Regular readers of the Bad Backs’ Health e-News will remember the astounding studies of Esther Gokhale. Somewhat renowned in the field of back pain, Gokhale’s research points blame on back pain to our culture and lifestyle.

Gokhale compared postures and load bearing techniques in indigenous communities across the continents and found that these people naturally stand taller and straighter than their desk bound cousins living in high-rises. Respect for her work is growing and we would like to ensure you’re a beneficiary.

The core of Gokhale’s treatise is the J-shaped spine is natural for humans instead of the S-shaped spine we are accustomed too. Look at children, ancient statues, and indigenous communities who do physically hard labour and heavy lifting without the consequences we feel. To achieve this J-spinal posture a breathing technique practiced throughout the day will get you there.

Stand up, breath in and grow tall. Watch the air rise in your chest instead of your abdomen.

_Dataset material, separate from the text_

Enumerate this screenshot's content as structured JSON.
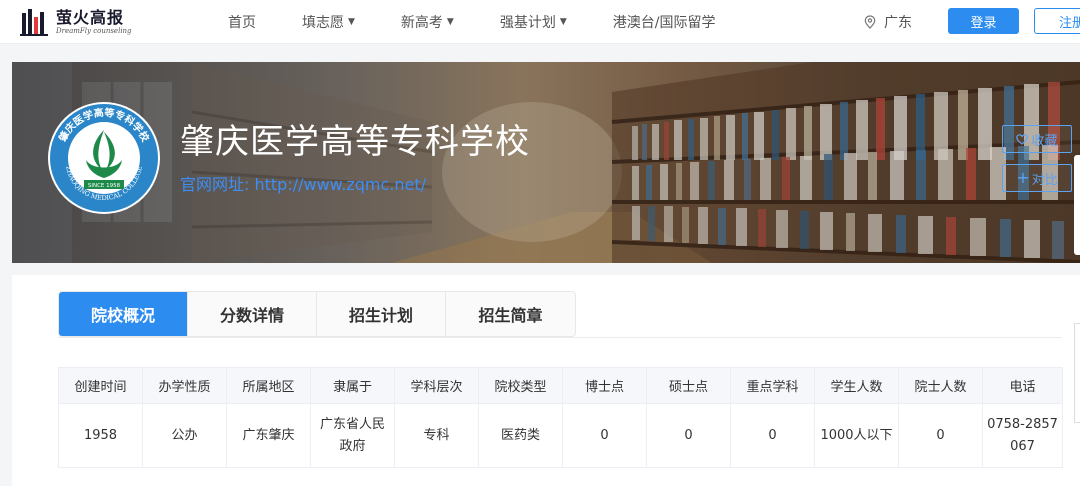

Resist the temptation to arch your back. Let the breath carry your vertebrae up. Slowly exhale but keep your spine in place. Breathe in again and grow even taller. It is not a difficult exercise to do, but it is easy to slide back into old habits. Whenever it comes to mind repeat the exercise until the posture is natural to you. Search for Gokhale on youtube for the many instructional videos, or get to know her as she talks about her book in this interview.

You might be familiar with the Alexander technique, familiar to actors and performers the world over. Breath is given the same respect here as it is in yoga, where you work with it to make the body perform instead of the other way round. It is not a demanding or excruciating exercise. The key is to trust in its simplicity and trust your body will do what exactly what it was designed for.

In the Alexander technique breathing is broken down into four parts: exhale, pause, inhale, transition. Forcing the breath is frowned upon because that immediately tightens up the ribcage, locking the air inside your lungs. Concentrate on the exhalation to expel all the air – the most important phase of breathing – pause, before letting the lungs expand again. As the ribs move gently with the flowing breath they attach to the spine and gently massage the back. This gentle internal movement can really relieve a stiff or sore back. You may not believe this but all the great actors will spend hours each day in body exercises like this learning to feel minute sensations in the body and tune into them.

These techniques are perfect preventative measures, and encourage you take the time and space to really listen to your body which admittedly is a challenge in our fast paced world. Remember the words of Esther Gokhale: “never give up on your body. It doesn’t matter if a whole bunch of things have failed; there may still be that one thing that won’t fail.”